The network will show some love to hip-hop’s pioneers with a new awards show set to air on the cable network later this year, VH1’s president told the Associated Press.
Though it has recently broadened its focus to pop culture and has profiled rappers such as Snoop Dogg and Tupac Shakur, VH1 has hardly been synonymous with hip-hop over the years.
But network president Christina Norman says VH1 is the perfect venue for such an awards show, which will be an annual event.
“The people who grew up listening to the Sugar Hill Gang and Run-DMC, those are our viewers,” Miss Norman told the AP.
“VH1 Hip-Hop Honors,” scheduled for Oct. 8, will honor groundbreaking artists with a show mixing old-school and current rap performers.
Although other awards shows celebrate rap, including the Source Awards and the BET Awards, Miss Norman says VH1’s program will provide an opportunity to laud veteran rappers who may not have received accolades in the past.
It also will cash in on the glut of awards shows blanketing the media in recent years.
Miss Norman says hip-hop often gets overlooked, noting that the first rap Grammy wasn’t awarded until 1989 — though hip-hop had been around for at least a decade before that.
Hired again?
“Apprentice” winner Bill Rancic might have to ask his new boss if he can moonlight on a new TV show.
There’s talk at NBC of mounting a spinoff of sorts to the Donald Trump-hosted hit, which would follow Mr.
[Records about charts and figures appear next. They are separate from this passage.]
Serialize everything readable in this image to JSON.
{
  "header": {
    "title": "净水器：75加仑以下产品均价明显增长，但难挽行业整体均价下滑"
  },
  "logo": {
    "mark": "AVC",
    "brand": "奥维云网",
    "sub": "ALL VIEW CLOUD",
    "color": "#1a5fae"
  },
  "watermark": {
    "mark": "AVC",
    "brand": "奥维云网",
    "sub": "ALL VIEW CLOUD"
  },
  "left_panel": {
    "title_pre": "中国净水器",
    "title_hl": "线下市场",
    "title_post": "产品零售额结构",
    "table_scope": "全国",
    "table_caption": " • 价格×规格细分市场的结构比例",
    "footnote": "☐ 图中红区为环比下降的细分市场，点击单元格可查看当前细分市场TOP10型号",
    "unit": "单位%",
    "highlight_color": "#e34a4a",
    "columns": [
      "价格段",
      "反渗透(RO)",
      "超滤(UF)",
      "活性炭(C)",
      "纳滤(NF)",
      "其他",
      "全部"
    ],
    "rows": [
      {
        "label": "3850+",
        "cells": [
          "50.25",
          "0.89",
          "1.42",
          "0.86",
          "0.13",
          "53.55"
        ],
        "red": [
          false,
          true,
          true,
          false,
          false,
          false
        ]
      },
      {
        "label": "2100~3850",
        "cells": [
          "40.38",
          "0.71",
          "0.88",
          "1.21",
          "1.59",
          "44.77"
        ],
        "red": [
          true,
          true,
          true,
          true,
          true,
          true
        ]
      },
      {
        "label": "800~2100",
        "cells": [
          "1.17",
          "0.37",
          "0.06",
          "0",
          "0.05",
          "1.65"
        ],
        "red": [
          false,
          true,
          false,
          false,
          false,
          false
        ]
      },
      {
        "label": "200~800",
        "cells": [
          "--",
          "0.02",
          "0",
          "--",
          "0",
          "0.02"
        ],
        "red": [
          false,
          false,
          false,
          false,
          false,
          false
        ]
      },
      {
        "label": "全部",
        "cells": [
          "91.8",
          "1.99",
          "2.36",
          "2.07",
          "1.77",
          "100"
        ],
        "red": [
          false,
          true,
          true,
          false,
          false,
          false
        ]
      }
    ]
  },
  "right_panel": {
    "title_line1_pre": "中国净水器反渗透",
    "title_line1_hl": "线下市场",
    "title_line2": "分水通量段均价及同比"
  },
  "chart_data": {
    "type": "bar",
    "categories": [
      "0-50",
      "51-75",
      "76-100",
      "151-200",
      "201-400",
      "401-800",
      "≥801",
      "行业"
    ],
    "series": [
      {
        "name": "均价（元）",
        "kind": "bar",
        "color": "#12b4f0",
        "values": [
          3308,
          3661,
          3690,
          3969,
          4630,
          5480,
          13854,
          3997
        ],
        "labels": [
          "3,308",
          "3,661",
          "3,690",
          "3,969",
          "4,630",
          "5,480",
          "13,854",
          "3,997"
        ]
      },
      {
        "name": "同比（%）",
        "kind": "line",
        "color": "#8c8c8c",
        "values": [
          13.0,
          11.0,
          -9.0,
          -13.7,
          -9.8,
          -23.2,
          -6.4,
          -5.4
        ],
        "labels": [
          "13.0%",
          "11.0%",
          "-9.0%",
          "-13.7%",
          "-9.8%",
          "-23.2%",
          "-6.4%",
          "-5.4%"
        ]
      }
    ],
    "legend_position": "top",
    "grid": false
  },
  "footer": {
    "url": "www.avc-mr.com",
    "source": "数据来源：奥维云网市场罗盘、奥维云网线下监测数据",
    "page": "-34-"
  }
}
Rancic over the next year as he oversees the construction of a 90-story Trump International Hotel and Tower in his native Chicago, Reuters News Agency reports.
Sources stressed, however, that the discussions are in the early idea stage and that no formal deals are in place. But “Apprentice” creator and executive producer Mark Burnett says a follow-up series on Mr. Rancic “seems like a fairly obvious choice.”
Mr. Burnett wouldn’t elaborate on specific plans but did hint that Mr. Rancic might even be persuaded to hire some of the contestants from “The Apprentice” — even show villainess Omarosa Manigault-Stallworth — to work on the construction project.
Let’s hope she wears her hard hat on the construction site.
Mr. Rancic has his work cut out for him with his Trump project, with or without a TV-show add-on.
According to published reports, the $700 million project is facing an uphill climb in securing final approvals from city officials.
Compiled by Christian Toto from staff and wire reports.